Avec quelque 81.000 jeux de données environnementales produits par le secteur public, il est difficile de s'y retrouver. Ce constat a amené l'Ecolab du ministère de la Transition écologique à développer le projet Ecosphère. "Il ne s'agit pas de créer une nouvelle plateforme mais d'aiguiller l'utilisateur et de référencer les sources", explique Martin Cahen, responsable du projet. Ecosphère adopte une approche organisée autour de thématiques et de cas d'usage. Par exemple, pour combattre les îlots de chaleur ou calculer les objectifs ZAN, l'utilisateur est dirigé vers les jeux de données nationaux pertinents. En pratique, Ecosphère enrichit data.gouv.fr d'une couche supplémentaire sans chercher à stocker les données.

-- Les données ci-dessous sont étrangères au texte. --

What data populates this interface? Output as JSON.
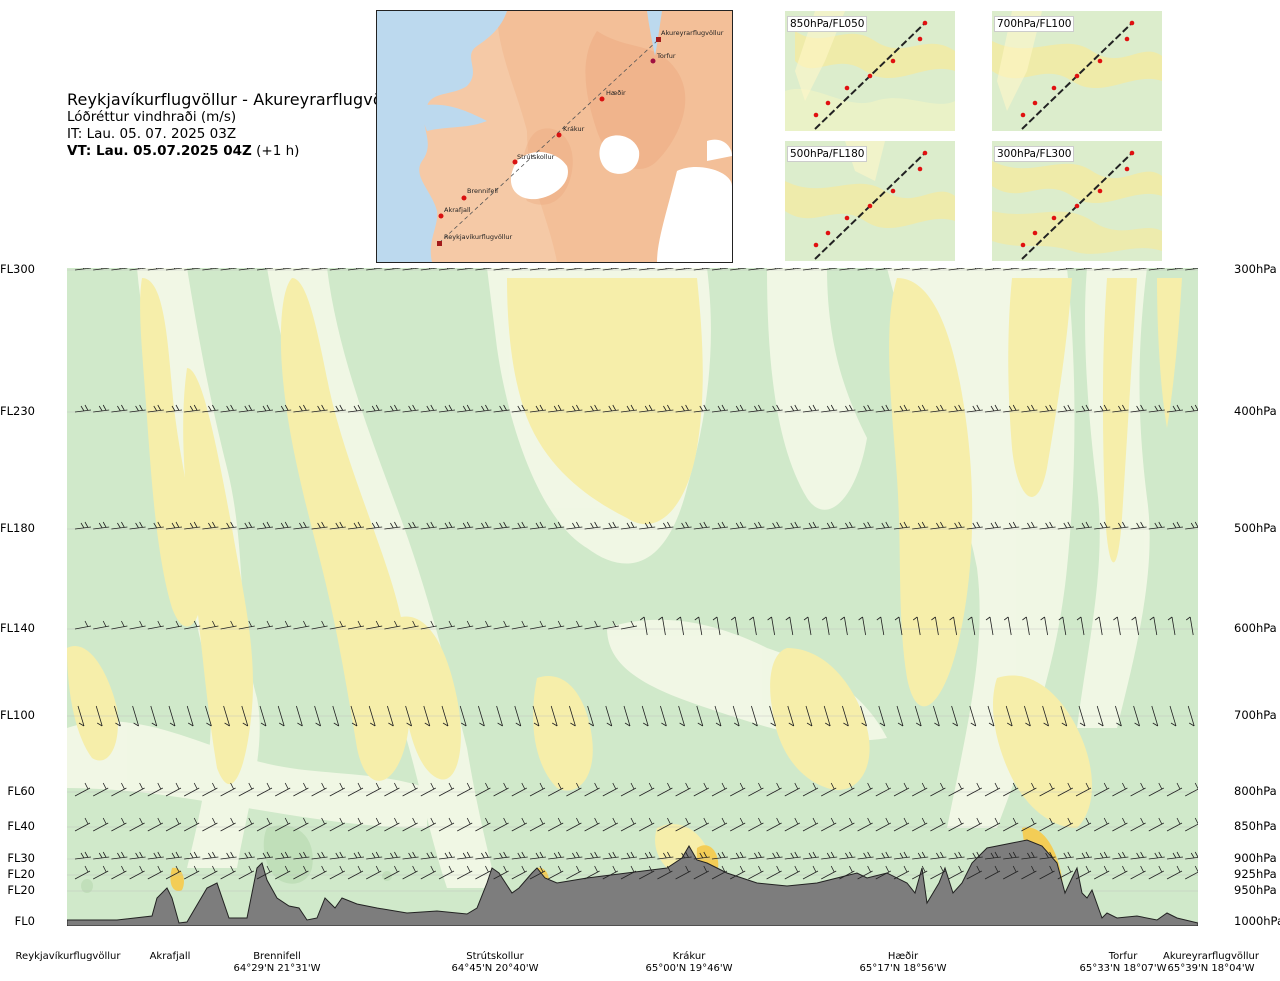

Pour chaque thème, il offre un ou plusieurs objectifs opérationnels, comme la conformité réglementaire, une description des jeux de données, leur niveau de détail, des informations sur la qualité des données et un lien pour y accéder. Le service, actuellement en phase de test, sera lancé dans les prochaines semaines et accessible sur ecologie.data.gouv.fr. L'Ecolab encourage les collectivités à soumettre des cas d'usage afin de "territorialiser les bouquets de données".